For each of the eight groups of nectar, 160 bottles were prepared. Half of those was stored under refrigeration, 5 ± 2 ºC, for 120 days under 20 W fluorescent light. This was supposed to be similar to the conditions in retail stores. The remaining 80 bottles were stored at room temperature, 25 ± 5 ºC, under natural light since the room windows were clean clear glass. The analyses were performed on the day following processing (time zero) and 40, 80, and 120 days after processing.
Solid phase micro extraction
Samples of guava nectar stored for 120 days, either at room temperature, 25 ± 5 ºC or under refrigeration, 5 ± 2 ºC, were prepared for chromatographic analysis on the day after processing (time zero) and 40, 80, and 120 days of storage.

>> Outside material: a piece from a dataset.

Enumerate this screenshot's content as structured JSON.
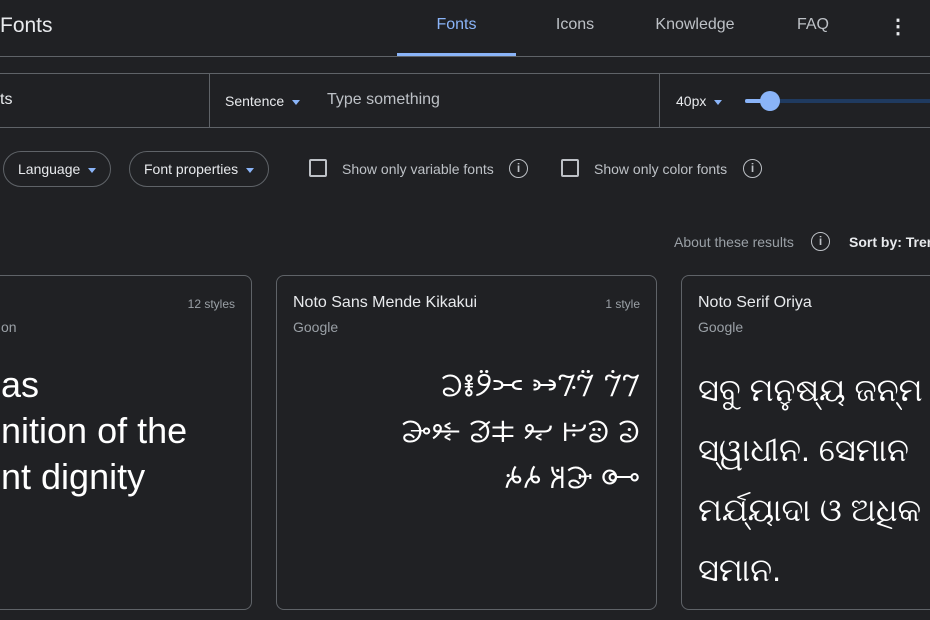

The samples were centrifuged for 8 minutes, 3.600 × g, in a FANEM centrifuge, model Excelsa II - 205N (MORALES, 1999).
The chemical compounds to be analyzed were extracted from 3 mL of supernatant from centrifugation and added of 0.6 g of NaCl p.a. in a 4.5 mL glass tube with a silicone film cap. The immersion SPME extraction technique was used, as described by Yang and Peppard (1994). A hand holder SPME probe and fibers with polidimethylsiloxane in a SUPELCO 100 µm film was used. The extraction conditions were 25 minutes of fiber immersion in the sample, at constant hand stirring, and 10 minutes of desorption injector time, at 270 ºC.
Chromatographic analyzes: volatile compounds identification and quantification
Eight chemical compound standards were used: aldehydes [hexanal; (E)-hex-2-enal], alcohols [hexanol; (Z)-hex-3-enol], esters [cinnamyl acetate; 3-phenylpropyl acetate; (Z)-hex-3-enila] acetate and acetic acid. International Flavor and Fragrances (IFF) standards were used, except for acetic acid, from SUPELCO.
The volatile compounds identification was done by GC-MS in a SHIMADZU, model GCMS-QP5000. The volatile quantification was carried out by Gas Chromatography in a SHIMADZU, model G1-C7A, equipped with a FID. The volatiles were identified by comparison with the GC/MS-QP5000 library using retention time of standards for confirmation. Four point calibration curves, with R2 varying from 0.94 to 0.99 of external standards, were used for quantification purposes . The four-point calibration curves were obtained by split ratio varying from [split less-(blank-water); split (1:150); split (1:60); split (1:40)], with chemical standards aqueous solution at the following concentrations: 8.50 µL.3 mL-1 for 3-phenylpropyl acetate, 4.00 µL.3 mL-1 for hexanal, and 10.00 µL.3 mL-1 for the others ((E)-hex-2-enal], alcohols [hexanol; (Z)-hex-3-enol], esters [cinnamyl acetate; (Z)-hex-3-enyl] acetate, and acetic acid). The chromatographic conditions for the standards were similar to those of the samples. Regression adjustment of calibration curves were forced to pass by origin. Blank readings were set to zero as reported by several researchers (NILSSON; FERRARI; FACCHETTI, 1997).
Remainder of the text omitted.